The generous reading, which I'm inclined to, is that it's illustrating OLAP techniques which one would actually apply to a relational database of high normalization.

It's tedious to construct an example database of, say, fifth normal form, which would show the actual utility of this kind of technique. So we're left with a highly detailed query, with some redundancies which wouldn't be redundant with more tables.

pedrow

My SQL knowledge is very limited - I had heard of HAVING but not GROUP BY CUBE or COALESCE - but one thing stood out: "The rewritten sql ... ran in a few seconds compared to over half an hour for the original query." I know there were four million rows in the dataset, but is 30 minutes the kind of run-time you would expect for a query like this?

noir_lord

> I know there were four million rows in the dataset, but is 30 minutes the kind of run-time you would expect for a query like this?.

Clearly not since they got it down to a few seconds ;).

But tongue in cheek aside, it's incredibly dependent on what is in those 4M rows, how big they are, if they are indexed, whether you join in weird ways, whether the query planner does something unexpected.

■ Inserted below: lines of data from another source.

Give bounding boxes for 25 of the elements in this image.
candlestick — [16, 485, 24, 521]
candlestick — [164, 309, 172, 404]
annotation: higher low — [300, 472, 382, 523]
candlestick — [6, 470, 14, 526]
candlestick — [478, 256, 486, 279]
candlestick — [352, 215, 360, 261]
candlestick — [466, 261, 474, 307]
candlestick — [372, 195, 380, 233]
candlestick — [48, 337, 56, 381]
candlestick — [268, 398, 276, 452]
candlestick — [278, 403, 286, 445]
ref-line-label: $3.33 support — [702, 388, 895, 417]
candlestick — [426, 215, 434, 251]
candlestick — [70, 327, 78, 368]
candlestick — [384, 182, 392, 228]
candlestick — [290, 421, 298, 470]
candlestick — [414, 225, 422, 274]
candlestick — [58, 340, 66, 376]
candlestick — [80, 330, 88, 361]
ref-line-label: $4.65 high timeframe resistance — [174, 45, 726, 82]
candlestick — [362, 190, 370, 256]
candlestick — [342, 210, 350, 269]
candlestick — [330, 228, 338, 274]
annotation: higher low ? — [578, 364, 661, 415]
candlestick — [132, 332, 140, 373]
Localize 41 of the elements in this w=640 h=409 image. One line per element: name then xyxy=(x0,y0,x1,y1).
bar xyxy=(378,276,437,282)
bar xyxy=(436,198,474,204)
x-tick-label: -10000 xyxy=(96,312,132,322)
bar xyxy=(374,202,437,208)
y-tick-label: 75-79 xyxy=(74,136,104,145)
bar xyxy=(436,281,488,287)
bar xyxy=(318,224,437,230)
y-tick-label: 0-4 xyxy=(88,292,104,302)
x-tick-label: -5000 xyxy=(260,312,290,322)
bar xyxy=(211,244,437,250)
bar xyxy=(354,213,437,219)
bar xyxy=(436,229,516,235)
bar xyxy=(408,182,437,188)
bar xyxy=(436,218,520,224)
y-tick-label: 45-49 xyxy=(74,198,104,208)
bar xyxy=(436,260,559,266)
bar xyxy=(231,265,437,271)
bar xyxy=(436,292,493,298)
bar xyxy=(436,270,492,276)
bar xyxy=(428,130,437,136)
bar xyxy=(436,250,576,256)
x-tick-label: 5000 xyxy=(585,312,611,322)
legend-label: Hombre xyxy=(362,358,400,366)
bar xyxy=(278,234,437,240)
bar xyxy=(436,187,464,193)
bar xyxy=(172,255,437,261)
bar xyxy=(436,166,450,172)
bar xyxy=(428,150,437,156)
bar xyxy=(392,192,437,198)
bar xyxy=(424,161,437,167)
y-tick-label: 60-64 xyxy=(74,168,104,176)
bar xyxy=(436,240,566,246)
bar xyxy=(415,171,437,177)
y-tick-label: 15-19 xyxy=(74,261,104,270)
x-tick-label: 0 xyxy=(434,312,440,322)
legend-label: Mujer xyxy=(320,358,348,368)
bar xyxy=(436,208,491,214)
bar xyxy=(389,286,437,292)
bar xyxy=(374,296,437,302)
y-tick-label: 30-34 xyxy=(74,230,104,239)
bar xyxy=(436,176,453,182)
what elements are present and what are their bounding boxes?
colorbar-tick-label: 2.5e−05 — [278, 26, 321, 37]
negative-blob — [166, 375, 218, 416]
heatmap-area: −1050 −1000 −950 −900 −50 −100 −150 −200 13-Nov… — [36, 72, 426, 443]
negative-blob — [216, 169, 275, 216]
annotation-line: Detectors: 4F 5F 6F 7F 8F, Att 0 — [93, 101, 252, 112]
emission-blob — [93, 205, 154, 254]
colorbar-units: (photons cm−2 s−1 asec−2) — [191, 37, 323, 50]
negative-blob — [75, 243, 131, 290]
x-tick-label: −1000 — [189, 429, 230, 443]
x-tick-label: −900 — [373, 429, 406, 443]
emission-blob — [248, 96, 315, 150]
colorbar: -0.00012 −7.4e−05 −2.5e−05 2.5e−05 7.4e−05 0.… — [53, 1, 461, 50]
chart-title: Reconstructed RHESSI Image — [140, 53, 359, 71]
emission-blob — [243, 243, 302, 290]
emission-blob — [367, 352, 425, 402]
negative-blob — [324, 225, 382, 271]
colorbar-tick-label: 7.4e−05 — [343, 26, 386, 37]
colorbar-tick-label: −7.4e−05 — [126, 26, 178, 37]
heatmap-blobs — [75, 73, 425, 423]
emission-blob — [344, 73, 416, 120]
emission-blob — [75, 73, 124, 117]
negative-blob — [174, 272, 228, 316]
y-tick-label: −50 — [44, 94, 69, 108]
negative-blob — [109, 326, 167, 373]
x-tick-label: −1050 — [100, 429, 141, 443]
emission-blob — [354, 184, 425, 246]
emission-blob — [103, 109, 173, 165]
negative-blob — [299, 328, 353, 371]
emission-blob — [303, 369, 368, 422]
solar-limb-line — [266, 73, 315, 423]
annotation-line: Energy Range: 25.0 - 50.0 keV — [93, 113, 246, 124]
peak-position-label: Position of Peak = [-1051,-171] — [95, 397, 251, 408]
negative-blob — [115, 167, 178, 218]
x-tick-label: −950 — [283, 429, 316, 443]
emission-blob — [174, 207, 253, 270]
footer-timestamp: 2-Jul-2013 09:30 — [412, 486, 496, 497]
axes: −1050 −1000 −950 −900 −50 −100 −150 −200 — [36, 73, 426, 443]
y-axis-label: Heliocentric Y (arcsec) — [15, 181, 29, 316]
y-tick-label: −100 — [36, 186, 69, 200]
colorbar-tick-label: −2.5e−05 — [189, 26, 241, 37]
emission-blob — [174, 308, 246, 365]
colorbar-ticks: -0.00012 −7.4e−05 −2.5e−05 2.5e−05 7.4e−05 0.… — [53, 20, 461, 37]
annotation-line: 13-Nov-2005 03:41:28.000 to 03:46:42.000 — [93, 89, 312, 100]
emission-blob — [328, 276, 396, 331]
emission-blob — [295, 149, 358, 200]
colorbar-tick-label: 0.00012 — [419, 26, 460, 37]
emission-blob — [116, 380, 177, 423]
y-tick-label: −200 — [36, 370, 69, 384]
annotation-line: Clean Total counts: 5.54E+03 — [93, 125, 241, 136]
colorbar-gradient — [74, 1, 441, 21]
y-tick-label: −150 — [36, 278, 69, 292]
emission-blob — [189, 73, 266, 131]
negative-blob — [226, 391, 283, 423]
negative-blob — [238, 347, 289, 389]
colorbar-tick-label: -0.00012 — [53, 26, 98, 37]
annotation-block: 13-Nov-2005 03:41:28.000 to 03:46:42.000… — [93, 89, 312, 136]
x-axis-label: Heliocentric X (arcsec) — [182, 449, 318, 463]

SQL tooling is by and large pretty barbaric compared to most other tool these days, Intellij (and various spin off language specific IDE's) have the best tooling I've seen in that area but even then it's primitive.

fuy

I'd have to disagree with you on the tooling. Mature (especially commercial) SQL databases have a lot of great tooling built around them that inany areas surpass most of the language tools. For example, Extended events, which comes with SQL Server by default, allows you to trace/profile/filter hundreds of different events in real time, going from simple things like query execution tracing and going all the way to profiling locks, spinlocks, IO events and much more. There's (also built-in) another tool called Query Store that allows to track performance regressions, aggregate performance statistics etc. And then there's whole infrastructure of 3d party tools for things like execution plan analysis, capacity planning etc etc. Oracle has similar rich set of tools. Postgres is lacking some of those, but it's getting better. IDE support in JetBrains products is not that far away from, say, java experience, but from a pure coding perspective it's a bit behind.

mnsc

I think that when doing these kind of report style queries cubed/rolled up columns becomes labels and loses their data type. So it makes sense to convert+coalesce the year column as well to get 'All years' instead of the hard to interpret "null year".